El ministro que a los 16 años no se sentía francés

Manuel Valls, Primer Ministro francés
28/05/2016 / A.Boulaala./ ITRAN

     Cuando alguien expresa una opinión nos deja dos posibilidades: que nos guste y la adoptemos o que no nos guste y la rechacemos. Eso se traduce por libertad de expresión y libertad de elección. El trauma viene cuando el que expresa una opinión nos impone su adopción, guste o no guste. Y lo peor es que ese alguien tenga mecanismos propios suficientes para hacernos ejecutar esa opinión -mando y ordeno sin rechistar y, además, esbozando la mejor de nuestras sonrisas, so pena de catalogarnos como enemigos y en muchos casos, como terroristas. 
     La democracia siempre tuvo ese atractivo que nos aseguraba -ya no- que la libertad de uno acaba cuando comienza la del otro. Nuestro mundo actual, el que nos tocó vivir sin darnos elección alguna, ha renegado totalmente de esa máxima, dando al traste con la histórica fecha de 1789 en la que el conflicto social y político francés desembocó en una nueva era, muy prometedora, que puso la dignidad humanan en la cúspide de un orden mundial llamado a realzar los derechos humanos sobre cualquier otra consideración.
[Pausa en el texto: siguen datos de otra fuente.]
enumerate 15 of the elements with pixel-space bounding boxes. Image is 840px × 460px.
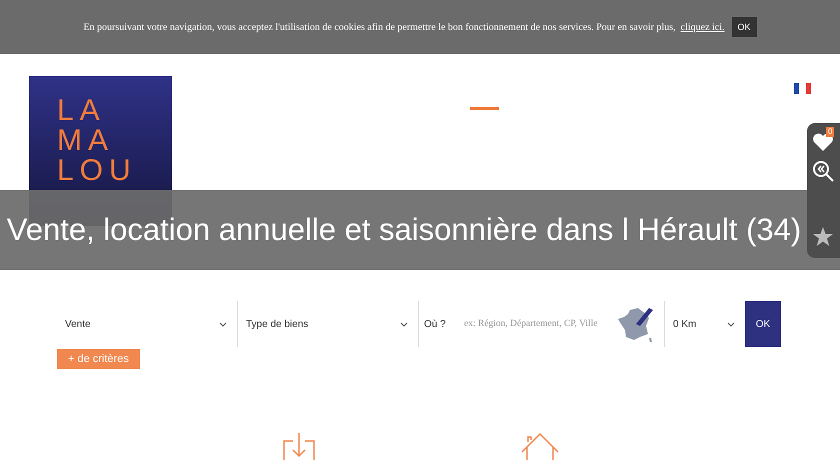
star-icon[interactable] <box>812 226 834 247</box>
favorites-count: 0 <box>826 127 834 137</box>
distance-dropdown[interactable]: 0 Km <box>665 301 745 347</box>
chevron-down-icon <box>727 322 735 326</box>
cookie-notice: En poursuivant votre navigation, vous acceptez l'utilisation de cookies afin de permettre le bon fonctionnement de nos services. Pour en savoir plus, <box>83 22 676 32</box>
accept-button[interactable]: OK <box>732 17 757 37</box>
more-info-link[interactable]: cliquez ici. <box>680 22 725 32</box>
dropdown[interactable]: Type de biens <box>238 301 419 347</box>
chevron-down-icon <box>400 322 408 326</box>
field-label: Où ? <box>424 318 447 330</box>
chevron-down-icon <box>219 322 227 326</box>
search-icon[interactable] <box>812 160 835 183</box>
submit-button[interactable]: OK <box>745 301 781 347</box>
french-flag-icon[interactable] <box>794 83 811 94</box>
dropdown[interactable]: Vente <box>57 301 238 347</box>
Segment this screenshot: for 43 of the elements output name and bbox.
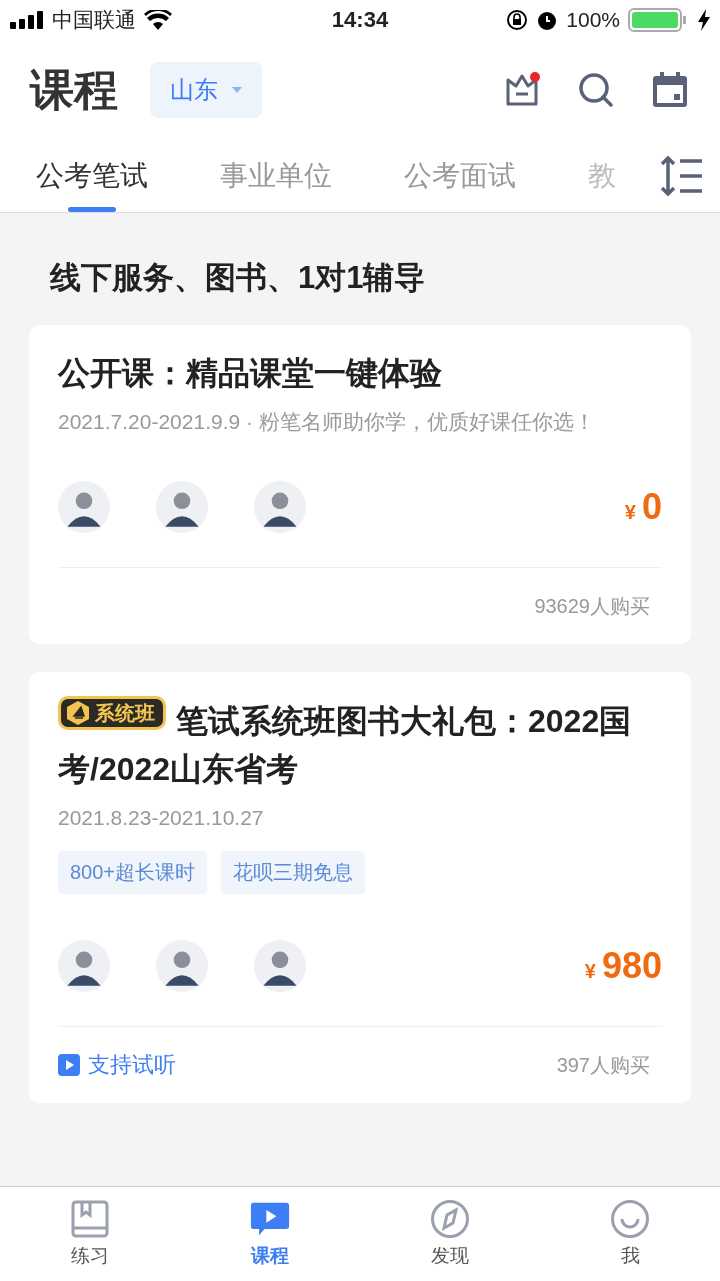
course-tag: 800+超长课时	[58, 851, 208, 894]
alarm-icon	[536, 9, 559, 31]
wifi-icon	[144, 10, 172, 30]
calendar-icon[interactable]	[650, 70, 690, 110]
search-icon[interactable]	[576, 70, 616, 110]
course-tag: 花呗三期免息	[221, 851, 366, 894]
course-card[interactable]: 公开课：精品课堂一键体验 2021.7.20-2021.9.9 · 粉笔名师助你学，优质好课任你选！ ¥ 0 93629人购买	[29, 325, 691, 644]
battery-percent: 100%	[566, 8, 620, 32]
course-subtitle: 2021.7.20-2021.9.9 · 粉笔名师助你学，优质好课任你选！	[58, 409, 596, 435]
course-price: ¥ 0	[624, 486, 662, 528]
nav-tab[interactable]: 课程	[180, 1187, 360, 1281]
course-subtitle: 2021.8.23-2021.10.27	[58, 805, 265, 831]
nav-tab[interactable]: 练习	[0, 1187, 180, 1281]
course-card[interactable]: 系统班 笔试系统班图书大礼包：2022国考/2022山东省考 2021.8.23-2021.10.27 800+超长课时 花呗三期免息 ¥ 980 支持试听 397人购买	[29, 672, 691, 1103]
category-tab[interactable]: 公考笔试	[36, 140, 148, 212]
course-title: 系统班 笔试系统班图书大礼包：2022国考/2022山东省考	[58, 696, 662, 793]
charging-icon	[698, 9, 710, 31]
caret-icon	[232, 87, 242, 93]
course-title: 公开课：精品课堂一键体验	[58, 354, 443, 393]
compass-icon	[430, 1199, 470, 1239]
carrier-name: 中国联通	[52, 7, 136, 33]
nav-tab[interactable]: 发现	[360, 1187, 540, 1281]
avatar	[254, 940, 306, 992]
clock-time: 14:34	[331, 7, 389, 33]
trial-link[interactable]: 支持试听	[58, 1050, 176, 1080]
avatar	[254, 481, 306, 533]
smile-icon	[610, 1199, 650, 1239]
page-title: 课程	[30, 63, 118, 116]
rotation-lock-icon	[506, 9, 529, 31]
play-icon	[58, 1054, 80, 1076]
buyer-count: 93629人购买	[534, 593, 651, 619]
avatar	[58, 481, 110, 533]
avatar	[156, 481, 208, 533]
course-price: ¥ 980	[584, 945, 662, 987]
signal-icon	[10, 11, 44, 29]
avatar	[58, 940, 110, 992]
sort-icon[interactable]	[660, 156, 704, 196]
nav-tab[interactable]: 我	[540, 1187, 720, 1281]
section-heading: 线下服务、图书、1对1辅导	[49, 259, 427, 297]
avatar	[156, 940, 208, 992]
book-icon	[70, 1199, 110, 1239]
course-badge: 系统班	[58, 696, 166, 730]
buyer-count: 397人购买	[556, 1052, 651, 1078]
     En efecto, la aprobación el 26 de agosto de ese mismo año de la Declaración de los Derechos Humanos y del Ciudadano, consagrada por la Asamblea Nacional francesa, puso los cimientos de una nueva era que esbozó el esquema a seguir en otras partes del mundo. Cuando hubo verdaderamente voluntad de cambio, las cosas no podían torcerse y fue esa misma Asamblea Nacional la que, en reuniones exprés de 7 días (5-11 del mismo mes de agosto), decretó la abolición del feudalismo y la nobleza ve cómo saltan por los aires sus títulos nobiliarios, quedando a la paridad con el resto del pueblo francés. 
     Todo esto viene a cuento porque últimamente están resurgiendo en Francia voces nostálgicas que reniegan de estos derechos adquiridos para ponerles mordazas a las libertades de expresión y de culto que siempre había defendido el país de la Marsellesa. Para Manuel Valls, aquél mismo que dijo una vez que “a los 16 años comprendí que no era francés”, el mismo que aboga por sacar adelante decisiones sin la aprobación del Parlamento, con la excusa de que “el país debe avanzar”, ese mismo Valls que ahora resume toda la problemática del país vecino en lo que llama simbología religiosa (el hiyab) de las estudiantes musulmanas que viven en Francia como extranjeras o como francesas de confesión diferente.
     Desgraciadamente, a Valls, que ha sido ministro del Interior y por tanto debería conocer más a fondo los temas de la pluriculturalidad, le ocurre como a muchos occidentales, que no distinguen entre simbología religiosa y un modo de vestir ancestral, del que muchas musulmanas no quieren desprenderse, por muchos Valls que haya, que haberlos haylos.
     Valls no entiende que la eliminación el 18 de septiembre de 1794 de toda forma de ayuda estatal a cualquier culto religioso no significa necesariamente que se prohíba ese culto, sea cristiano, judío, musulmán o cualquier otro.
     Valls, como muchos otros responsables, quiere imponer una laicidad dictatorial, lo que no comulga con el espíritu de la democracia y el libre albedrío. Quiere prohibir el velo en las universidades francesas después de haberlo prohibido en escuelas y liceos. ¿Valdrá eso para sacar a Francia de las múltiples crisis de identidad, económicas y sociales que la arrastran a un peligroso concierto de huelgas y sediciones cuyo final no se prevé por el momento? ¿Será la supresión de los símbolos religiosos, tanto cristianos como judíos o musulmanes, la solución al paro, a la delincuencia, a la desorientación de la juventud y a la desestabilización del sistema? Si es así, seremos los primeros en aclamar: ¡Valls for president! Y cantaremos la Marsellesa… 
     Aclaración: ¡Ojo, estoy hablando aquí del hiyab! Cualquier otra forma de vestir que dificulte la identificación de una persona (el burka, por ejemplo) debería ser tratada acorde con las leyes del país.